American law enforcement might have free rein to make you unlock a phone using your fingerprint, but personal passcodes? Nope. A Pennsylvania-based federal judge has ruled that the Securities and Exchange Commission can't make two former Capital One employees hand over the passcodes for their old work-supplied smartphones to prove that they're guilty of insider trading. While the US Constitution's Fifth Amendment doesn't protect people from self-incrimination using corporate records, both devices were locked with codes that only their owners knew. That's personal information still covered by constitutional protections, according to the court.

The judge also didn't buy the SEC's attempt to lean on a Fifth Amendment exemption which allows searches when investigators know where evidence is. The Commission merely had a hunch that there might be proof of wrongdoing on the phones, the court found, not a clear connection indication that something was hidden. As it stands, there's no way to show that the accused remember their passcodes -- they could be lying, or they could simply have forgotten.

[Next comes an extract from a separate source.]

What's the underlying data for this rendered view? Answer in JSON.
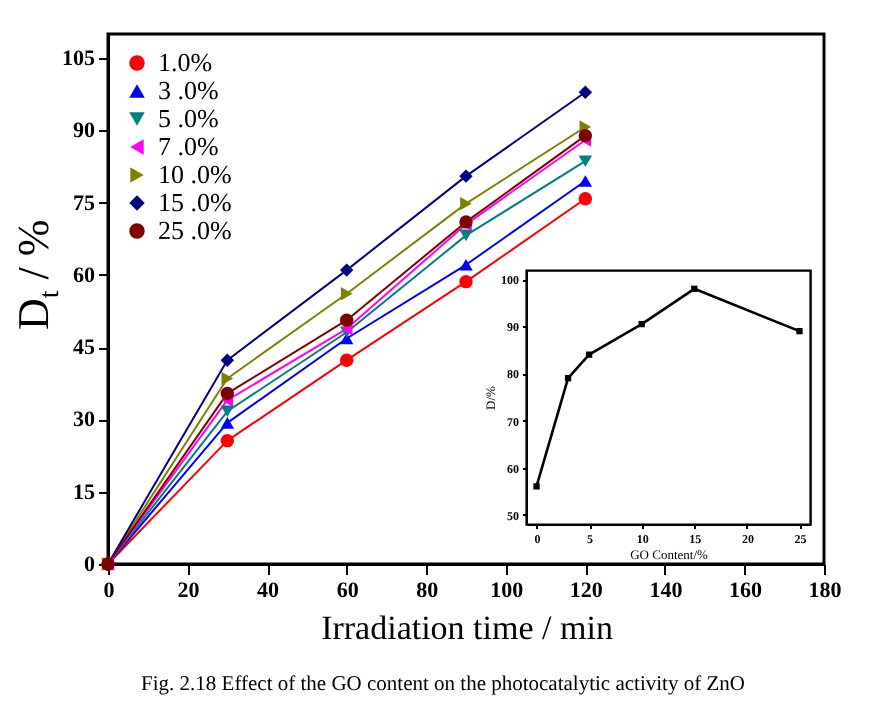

The ruling could set an important precedent in an era where many phones have a mixture of personal and professional data, especially those using office-friendly tech like Android for Work. The decision draws an effective line in the sand: just because you're using a company-issued phone doesn't mean that everything involving that phone is up for grabs. This won't save you if your employer has the passcode on file, but it could prevent officials from obtaining data that isn't actually relevant to a case.